For Faculty and Staff
Extension of Tenure Clock in Response to COVID-19: In a message to tenure-track faculty yesterday, Interim Vice Chancellor and Provost John Liu announced, in response to the COVID-19 pandemic, a temporary policy that extends the tenure clock by one year for any current tenure-track faculty member whose tenure case is scheduled to be reviewed by their department, school/college and the University in the 2020-21 academic year or later. This new policy is intended to provide flexibility for any faculty member impacted by the current COVID-19 health crisis. To learn more about the temporary policy, please read Provost Liu’s full message.

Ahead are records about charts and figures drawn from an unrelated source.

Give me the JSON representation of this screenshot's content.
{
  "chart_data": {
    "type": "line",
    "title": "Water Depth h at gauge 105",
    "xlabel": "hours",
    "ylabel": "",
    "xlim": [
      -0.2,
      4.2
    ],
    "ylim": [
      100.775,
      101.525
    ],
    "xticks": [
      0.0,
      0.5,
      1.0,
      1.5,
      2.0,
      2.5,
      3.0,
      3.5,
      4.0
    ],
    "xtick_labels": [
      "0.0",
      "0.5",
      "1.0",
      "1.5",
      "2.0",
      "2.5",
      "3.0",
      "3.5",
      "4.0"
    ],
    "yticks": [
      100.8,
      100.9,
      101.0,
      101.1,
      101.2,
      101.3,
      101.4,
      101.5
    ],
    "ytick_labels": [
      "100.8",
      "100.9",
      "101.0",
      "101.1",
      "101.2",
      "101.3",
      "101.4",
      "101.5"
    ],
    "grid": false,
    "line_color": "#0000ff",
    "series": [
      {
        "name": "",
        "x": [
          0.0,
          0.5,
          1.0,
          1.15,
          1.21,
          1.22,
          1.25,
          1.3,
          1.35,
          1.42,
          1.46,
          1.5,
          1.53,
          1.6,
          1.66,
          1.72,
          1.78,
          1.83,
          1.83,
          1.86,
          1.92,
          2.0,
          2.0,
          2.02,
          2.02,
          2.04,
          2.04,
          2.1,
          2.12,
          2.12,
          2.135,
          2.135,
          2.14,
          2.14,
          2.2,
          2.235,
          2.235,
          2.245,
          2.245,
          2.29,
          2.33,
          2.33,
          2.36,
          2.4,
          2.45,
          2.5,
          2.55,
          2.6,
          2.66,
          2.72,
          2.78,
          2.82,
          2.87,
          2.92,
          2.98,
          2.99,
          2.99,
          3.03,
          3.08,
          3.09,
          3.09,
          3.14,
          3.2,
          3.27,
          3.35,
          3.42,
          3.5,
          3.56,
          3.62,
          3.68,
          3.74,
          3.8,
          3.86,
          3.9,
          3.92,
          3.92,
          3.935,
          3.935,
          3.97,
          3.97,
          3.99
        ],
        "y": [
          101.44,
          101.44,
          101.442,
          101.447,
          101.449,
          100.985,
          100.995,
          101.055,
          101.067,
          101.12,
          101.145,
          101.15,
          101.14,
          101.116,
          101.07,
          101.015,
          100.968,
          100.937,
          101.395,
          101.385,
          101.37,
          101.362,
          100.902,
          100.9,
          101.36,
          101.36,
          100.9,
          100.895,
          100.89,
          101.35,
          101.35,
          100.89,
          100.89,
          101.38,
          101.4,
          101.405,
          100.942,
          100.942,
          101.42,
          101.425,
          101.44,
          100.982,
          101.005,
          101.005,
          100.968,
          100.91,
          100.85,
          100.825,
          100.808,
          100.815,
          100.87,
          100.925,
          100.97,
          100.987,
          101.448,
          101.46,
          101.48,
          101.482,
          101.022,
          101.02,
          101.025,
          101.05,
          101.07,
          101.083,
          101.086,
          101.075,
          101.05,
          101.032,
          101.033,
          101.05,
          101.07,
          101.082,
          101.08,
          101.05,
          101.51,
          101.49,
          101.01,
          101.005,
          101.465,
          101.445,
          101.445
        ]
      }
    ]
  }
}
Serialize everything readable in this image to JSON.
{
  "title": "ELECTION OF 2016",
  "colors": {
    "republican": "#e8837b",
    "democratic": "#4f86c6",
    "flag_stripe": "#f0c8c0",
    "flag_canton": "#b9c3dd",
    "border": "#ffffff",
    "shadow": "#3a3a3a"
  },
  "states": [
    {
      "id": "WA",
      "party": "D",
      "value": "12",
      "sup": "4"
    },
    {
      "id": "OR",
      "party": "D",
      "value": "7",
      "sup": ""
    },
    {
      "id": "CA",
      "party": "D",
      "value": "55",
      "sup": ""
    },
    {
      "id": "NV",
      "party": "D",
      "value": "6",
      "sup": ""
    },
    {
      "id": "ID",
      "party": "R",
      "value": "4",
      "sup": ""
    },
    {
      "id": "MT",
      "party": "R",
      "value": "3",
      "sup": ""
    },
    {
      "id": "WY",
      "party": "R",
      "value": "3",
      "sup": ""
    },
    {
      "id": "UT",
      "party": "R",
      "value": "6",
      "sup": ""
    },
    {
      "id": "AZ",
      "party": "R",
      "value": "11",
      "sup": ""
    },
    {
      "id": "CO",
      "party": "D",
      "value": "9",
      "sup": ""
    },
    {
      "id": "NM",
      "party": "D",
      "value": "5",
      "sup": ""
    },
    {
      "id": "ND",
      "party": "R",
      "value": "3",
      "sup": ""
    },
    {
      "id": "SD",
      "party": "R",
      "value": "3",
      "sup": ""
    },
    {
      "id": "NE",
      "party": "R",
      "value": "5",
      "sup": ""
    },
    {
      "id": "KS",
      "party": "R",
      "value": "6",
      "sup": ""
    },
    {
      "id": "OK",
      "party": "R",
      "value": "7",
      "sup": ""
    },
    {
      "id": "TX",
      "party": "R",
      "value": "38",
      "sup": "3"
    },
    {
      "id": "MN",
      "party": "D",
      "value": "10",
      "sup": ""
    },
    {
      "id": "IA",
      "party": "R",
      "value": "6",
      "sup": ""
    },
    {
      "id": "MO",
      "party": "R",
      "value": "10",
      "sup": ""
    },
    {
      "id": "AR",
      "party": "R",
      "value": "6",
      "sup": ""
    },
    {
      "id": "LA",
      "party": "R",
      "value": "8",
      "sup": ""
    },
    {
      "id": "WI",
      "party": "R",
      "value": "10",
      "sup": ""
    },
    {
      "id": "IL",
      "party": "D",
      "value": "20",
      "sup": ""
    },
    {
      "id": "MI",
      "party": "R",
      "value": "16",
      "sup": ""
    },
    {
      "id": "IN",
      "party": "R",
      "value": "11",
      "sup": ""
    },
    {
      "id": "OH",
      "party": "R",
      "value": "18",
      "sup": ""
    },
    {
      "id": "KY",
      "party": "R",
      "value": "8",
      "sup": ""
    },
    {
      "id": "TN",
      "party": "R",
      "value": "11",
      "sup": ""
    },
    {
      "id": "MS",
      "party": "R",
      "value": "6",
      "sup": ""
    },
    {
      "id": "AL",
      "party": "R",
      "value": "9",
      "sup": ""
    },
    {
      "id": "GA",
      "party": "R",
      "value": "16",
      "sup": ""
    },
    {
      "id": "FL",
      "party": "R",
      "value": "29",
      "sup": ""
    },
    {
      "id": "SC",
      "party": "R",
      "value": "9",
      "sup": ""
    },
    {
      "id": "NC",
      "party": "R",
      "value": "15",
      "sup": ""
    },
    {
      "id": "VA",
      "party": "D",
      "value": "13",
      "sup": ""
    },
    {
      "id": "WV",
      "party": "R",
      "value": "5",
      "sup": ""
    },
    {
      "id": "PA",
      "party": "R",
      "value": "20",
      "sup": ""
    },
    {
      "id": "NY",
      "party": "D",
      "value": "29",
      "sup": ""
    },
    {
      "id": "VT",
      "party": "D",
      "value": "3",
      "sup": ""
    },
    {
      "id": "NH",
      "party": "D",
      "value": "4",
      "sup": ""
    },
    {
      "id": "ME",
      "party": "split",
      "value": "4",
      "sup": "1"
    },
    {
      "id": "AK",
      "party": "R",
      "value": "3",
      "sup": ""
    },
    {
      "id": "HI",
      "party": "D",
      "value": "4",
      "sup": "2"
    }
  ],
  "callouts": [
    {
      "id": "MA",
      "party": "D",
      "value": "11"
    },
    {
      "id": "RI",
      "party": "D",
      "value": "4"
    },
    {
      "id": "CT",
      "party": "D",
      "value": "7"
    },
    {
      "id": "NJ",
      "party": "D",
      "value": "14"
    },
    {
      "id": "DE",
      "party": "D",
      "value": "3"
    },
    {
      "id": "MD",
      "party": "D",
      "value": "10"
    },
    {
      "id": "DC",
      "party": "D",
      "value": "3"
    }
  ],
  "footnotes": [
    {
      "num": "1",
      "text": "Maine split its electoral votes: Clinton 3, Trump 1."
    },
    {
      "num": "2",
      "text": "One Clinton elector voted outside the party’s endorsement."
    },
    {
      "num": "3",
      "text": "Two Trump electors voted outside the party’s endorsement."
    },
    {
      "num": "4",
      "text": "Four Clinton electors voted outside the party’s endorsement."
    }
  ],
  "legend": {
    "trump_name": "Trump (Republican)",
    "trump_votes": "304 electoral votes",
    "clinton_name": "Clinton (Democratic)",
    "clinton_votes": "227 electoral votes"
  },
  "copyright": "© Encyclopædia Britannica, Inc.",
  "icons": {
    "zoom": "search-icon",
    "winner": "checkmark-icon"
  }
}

Tracking COVID-19 Expenses: Yesterday, a message was distributed from Gwenn Judge, director of the Office of Budget and Planning, to deans, directors and department heads and University budget system users, asking all areas to track any expense being incurred due to COVID-19. A MyCode has been established for Universitywide use for COVID-19 expenses incurred directly for University mission/business purposes: 609722. These are non-standard expenses occurring to maintain continuity of our mission (e.g., support online instruction or relocation of students). An additional MyCode has been established for expenses pertaining to non-mission/business purposes or external community use (including donations): 600600. These are the costs associated with supporting the local community or orders from a government entity (e.g., the purchase of materials to make masks for local hospitals or use of University facilities for public quarantine or hospital purposes).
Please continue to stay safe and be well.